I’ll go into some more detail as to how restarts currently work to clarify things.
The chat system is separated by clusters:
- main cluster (majority of channels, on 7 IPs)
- event cluster (large event channels, on 3 IPs)
- group cluster (on 2 IPs)
There are 3 edge servers per IP: 80, 443, 6667
During restarts, there is at most one box (IP) per cluster being restarted at any given time. Meaning, we can restart edges on a group server, event server, main server simultaneously but cannot restart edges on 2 main servers simultaneously. Each servers restart process takes ~15 minutes. The server will notify clients to reconnect at a constant rate over the course of those 15 minutes (the connection will be closed by the server ~30s after they are notified). This period of disconnecting clients one by one is how we avoid thundering herds, we do not notify all clients to reconnect at once.
To restart all edge servers in the main cluster takes a minimum of 105 minutes currently. With that in mind, bots should distribute their connections between all servers so that when a given connection is disconnected, you only need to rejoin a subset of the rooms you care about. Obviously, over the course a full cluster restart you’ll need to rejoin all rooms, but you should never need to do full-restart (aka re-join all your channels immediately).

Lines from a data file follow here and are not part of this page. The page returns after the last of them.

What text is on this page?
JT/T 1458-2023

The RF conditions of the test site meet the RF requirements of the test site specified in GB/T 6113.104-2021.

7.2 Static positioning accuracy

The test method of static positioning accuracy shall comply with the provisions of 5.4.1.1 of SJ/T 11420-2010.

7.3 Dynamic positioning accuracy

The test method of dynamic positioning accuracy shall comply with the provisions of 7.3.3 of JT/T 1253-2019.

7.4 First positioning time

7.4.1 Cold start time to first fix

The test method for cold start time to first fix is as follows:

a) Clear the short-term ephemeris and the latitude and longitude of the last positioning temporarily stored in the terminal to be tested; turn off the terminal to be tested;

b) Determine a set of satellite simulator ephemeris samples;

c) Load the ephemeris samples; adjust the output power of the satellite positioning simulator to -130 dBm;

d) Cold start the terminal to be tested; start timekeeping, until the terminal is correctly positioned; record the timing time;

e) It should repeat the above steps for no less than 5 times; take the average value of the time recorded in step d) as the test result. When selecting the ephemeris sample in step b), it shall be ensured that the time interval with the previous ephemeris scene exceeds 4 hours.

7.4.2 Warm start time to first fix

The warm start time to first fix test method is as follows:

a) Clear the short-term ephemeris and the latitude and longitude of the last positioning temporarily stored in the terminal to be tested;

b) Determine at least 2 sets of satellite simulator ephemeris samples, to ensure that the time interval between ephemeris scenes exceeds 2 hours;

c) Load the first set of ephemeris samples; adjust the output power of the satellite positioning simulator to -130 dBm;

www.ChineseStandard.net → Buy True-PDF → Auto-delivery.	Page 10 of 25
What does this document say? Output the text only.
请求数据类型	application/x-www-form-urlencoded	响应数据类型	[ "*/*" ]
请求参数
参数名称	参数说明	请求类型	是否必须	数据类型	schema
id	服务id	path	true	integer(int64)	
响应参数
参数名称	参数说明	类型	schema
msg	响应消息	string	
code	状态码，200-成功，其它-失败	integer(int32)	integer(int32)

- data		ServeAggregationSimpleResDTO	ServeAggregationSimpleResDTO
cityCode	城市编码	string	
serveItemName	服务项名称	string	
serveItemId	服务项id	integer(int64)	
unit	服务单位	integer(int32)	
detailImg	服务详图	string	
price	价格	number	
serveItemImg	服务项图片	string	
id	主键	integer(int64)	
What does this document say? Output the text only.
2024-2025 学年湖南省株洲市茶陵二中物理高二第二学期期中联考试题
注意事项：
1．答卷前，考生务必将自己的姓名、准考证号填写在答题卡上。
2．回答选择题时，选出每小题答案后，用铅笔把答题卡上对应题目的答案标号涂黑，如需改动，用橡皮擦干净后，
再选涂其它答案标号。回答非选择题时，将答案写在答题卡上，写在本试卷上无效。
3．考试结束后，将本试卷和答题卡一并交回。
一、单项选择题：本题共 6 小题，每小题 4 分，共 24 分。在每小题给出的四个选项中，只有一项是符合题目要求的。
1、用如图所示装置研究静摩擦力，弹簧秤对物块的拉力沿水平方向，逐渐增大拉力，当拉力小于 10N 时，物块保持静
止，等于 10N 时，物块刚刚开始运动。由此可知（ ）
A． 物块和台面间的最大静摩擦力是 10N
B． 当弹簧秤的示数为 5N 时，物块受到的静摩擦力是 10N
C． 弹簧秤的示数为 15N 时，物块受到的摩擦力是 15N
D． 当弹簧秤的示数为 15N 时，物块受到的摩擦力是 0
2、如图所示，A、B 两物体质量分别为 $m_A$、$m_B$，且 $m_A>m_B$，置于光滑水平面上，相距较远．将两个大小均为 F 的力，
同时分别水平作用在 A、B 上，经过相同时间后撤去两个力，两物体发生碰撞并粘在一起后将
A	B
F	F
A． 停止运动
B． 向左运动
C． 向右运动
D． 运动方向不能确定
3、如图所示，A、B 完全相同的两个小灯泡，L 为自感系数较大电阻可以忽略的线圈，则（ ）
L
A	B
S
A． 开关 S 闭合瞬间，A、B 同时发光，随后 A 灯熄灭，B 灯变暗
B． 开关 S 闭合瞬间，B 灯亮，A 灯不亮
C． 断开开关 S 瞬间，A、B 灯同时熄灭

Its still potentially troublesome for bots considering the case where you get unlucky and get notified at the end of a 15 min interval, and then another connection is notified at the start of the next 15 min interval. You effectively have 2 connections restarting simultaneously, but its still not a full restart.
The arc of work to make restarts not affect users (aka no missed messages) is aimed at improving the restart experience for users (who largely only need to join a single room) and not bots which are connected to hundreds/thousands of rooms.
This unlocks the ability for us to iterate on our edge server without hesitation and start improving it. A large portion of the work we have planned are changes that have been requested via these forums.